What is technical excellence anyway? (probably part 1)

When it comes to doing production in our churches, what is technical excellence really?  Is it the best gear?  The best volunteers?  As close to perfection as possible?

After thinking about my post, “A Clean Stage is a Happy Stage“, I came across another Marty O’Connor classic: Excellence is doing the best with what you have.  This doesn’t say anything about perfection, but simply using what you have currently, and doing your best with it.  This is something we can all do, regardless of what church we are a part of, regardless of the conditions we work under, or the kind of equipment we have.

When I was at Kensington (groan from Willow people, cheer from Kensington people, indifference from everyone else),  I used to look at Willow Creek and think “Sure they can do excellent production.  Look at all the gear they have!”  After coming away from a Willow conference depressed, I started to realize that I could take the equipment I did have and do the best possible job with it.  I could get the most out of it every Sunday.  I could wrap it in duct tape one more week to keep it going until we could afford to replace it.  As a result of this change in perspective, I was able to appreciate that things weren’t perfect, but that we were, in fact, achieving technical excellence on a weekly basis.
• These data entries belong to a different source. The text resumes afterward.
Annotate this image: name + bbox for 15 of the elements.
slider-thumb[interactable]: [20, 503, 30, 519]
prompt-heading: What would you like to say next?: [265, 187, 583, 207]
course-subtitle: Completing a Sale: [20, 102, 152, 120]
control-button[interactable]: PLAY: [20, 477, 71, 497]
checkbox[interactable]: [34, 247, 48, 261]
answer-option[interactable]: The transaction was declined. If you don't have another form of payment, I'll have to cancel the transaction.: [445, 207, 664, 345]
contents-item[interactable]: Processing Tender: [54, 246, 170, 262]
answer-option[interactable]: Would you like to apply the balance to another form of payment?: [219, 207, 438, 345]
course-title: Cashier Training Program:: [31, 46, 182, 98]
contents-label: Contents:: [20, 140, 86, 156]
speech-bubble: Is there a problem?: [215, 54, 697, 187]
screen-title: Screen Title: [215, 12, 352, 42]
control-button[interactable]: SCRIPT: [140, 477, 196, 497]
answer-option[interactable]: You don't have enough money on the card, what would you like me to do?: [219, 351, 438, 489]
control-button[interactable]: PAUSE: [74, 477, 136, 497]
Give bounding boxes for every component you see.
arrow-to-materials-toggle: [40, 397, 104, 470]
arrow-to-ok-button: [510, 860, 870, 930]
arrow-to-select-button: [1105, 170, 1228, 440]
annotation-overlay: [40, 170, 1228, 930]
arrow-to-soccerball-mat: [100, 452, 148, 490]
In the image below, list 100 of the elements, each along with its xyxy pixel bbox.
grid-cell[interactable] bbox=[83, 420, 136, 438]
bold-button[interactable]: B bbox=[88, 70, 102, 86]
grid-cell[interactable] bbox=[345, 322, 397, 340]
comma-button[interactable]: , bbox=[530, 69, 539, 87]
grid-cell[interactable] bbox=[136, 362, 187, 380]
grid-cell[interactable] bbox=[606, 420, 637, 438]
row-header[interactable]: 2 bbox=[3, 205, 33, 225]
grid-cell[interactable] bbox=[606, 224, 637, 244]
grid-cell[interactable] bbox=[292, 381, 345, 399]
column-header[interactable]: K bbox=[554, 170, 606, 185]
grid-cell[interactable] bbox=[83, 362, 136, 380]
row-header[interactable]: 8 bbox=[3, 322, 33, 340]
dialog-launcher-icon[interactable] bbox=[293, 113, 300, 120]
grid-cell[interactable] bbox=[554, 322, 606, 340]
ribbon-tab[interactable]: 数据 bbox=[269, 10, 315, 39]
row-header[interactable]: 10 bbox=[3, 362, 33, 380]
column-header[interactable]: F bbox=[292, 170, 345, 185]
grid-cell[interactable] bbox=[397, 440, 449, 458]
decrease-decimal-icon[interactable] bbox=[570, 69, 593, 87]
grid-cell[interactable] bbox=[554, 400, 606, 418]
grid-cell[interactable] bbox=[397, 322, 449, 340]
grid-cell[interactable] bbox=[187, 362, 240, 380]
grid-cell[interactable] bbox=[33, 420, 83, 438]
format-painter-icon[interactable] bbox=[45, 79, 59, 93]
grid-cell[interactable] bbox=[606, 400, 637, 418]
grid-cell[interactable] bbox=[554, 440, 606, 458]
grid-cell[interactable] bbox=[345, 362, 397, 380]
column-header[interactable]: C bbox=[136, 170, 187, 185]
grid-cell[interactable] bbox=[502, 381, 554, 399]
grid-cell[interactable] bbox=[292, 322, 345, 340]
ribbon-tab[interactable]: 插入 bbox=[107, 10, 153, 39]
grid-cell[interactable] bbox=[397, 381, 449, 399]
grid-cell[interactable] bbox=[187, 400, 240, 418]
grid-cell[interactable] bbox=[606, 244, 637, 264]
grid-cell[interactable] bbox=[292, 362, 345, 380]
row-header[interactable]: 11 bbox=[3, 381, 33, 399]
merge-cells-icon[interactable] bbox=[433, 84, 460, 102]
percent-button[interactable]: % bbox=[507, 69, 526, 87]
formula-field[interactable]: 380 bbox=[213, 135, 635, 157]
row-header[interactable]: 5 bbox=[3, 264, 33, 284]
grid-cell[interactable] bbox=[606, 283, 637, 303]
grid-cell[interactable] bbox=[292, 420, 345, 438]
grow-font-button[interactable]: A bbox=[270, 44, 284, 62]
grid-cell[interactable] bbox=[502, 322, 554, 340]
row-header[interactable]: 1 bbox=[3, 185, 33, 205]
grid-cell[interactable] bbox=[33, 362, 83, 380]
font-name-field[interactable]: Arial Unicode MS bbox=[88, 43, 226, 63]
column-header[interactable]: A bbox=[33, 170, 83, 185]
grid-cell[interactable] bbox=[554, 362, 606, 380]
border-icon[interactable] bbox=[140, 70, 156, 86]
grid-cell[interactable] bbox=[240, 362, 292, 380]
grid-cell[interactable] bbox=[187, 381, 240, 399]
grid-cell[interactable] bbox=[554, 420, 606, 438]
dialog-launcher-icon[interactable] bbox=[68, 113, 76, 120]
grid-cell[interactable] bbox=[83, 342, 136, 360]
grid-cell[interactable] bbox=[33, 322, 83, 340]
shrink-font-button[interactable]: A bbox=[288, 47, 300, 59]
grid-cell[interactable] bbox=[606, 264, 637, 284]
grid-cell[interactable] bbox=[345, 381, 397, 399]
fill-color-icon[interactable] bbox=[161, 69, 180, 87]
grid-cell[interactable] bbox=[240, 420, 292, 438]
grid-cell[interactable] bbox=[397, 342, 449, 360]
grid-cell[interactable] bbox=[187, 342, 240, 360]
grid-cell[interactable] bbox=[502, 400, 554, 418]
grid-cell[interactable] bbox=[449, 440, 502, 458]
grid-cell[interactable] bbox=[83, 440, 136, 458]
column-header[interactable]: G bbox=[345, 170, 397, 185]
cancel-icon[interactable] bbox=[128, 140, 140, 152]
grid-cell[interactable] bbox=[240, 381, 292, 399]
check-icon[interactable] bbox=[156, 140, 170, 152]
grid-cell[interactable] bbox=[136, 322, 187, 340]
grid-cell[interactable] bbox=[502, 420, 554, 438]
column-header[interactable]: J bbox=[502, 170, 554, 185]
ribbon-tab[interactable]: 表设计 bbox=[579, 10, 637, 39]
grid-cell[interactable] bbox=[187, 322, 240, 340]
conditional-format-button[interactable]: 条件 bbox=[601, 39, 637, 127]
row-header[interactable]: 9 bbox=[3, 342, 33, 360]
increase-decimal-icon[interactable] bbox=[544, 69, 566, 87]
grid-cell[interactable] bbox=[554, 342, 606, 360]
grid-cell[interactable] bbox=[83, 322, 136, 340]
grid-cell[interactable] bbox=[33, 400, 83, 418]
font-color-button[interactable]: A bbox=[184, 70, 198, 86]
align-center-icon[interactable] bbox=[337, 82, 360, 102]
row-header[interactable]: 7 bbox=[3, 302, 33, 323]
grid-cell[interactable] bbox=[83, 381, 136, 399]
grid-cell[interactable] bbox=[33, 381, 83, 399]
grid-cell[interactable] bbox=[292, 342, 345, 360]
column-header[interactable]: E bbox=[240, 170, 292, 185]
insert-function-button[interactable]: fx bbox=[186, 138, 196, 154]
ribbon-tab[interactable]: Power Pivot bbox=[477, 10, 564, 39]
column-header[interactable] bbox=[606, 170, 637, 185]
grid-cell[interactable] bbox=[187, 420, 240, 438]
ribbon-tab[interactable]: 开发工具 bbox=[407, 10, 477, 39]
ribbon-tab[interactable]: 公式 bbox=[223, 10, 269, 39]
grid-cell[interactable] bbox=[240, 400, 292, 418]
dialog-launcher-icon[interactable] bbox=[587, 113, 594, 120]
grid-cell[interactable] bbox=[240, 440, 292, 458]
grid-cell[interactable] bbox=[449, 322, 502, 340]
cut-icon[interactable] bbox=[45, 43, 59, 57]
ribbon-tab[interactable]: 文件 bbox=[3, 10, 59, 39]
Some of us need to release the idea of perfection.  Having a flawless service or event is a honorable goal, but very rarely achievable.  Always trying to be better.  Always learning from mistakes.  Always stretching ourselves to try new ways.  Using what I already have to its fullest potential.  This is the kind of technical excellence I want to shoot for.

  • Chris Thomas

    I don’t understand why you posted the picture of the U2 stage. There’s no mention of it all in the post.

    • wtelliott

      Your mom thought it was technically excellent.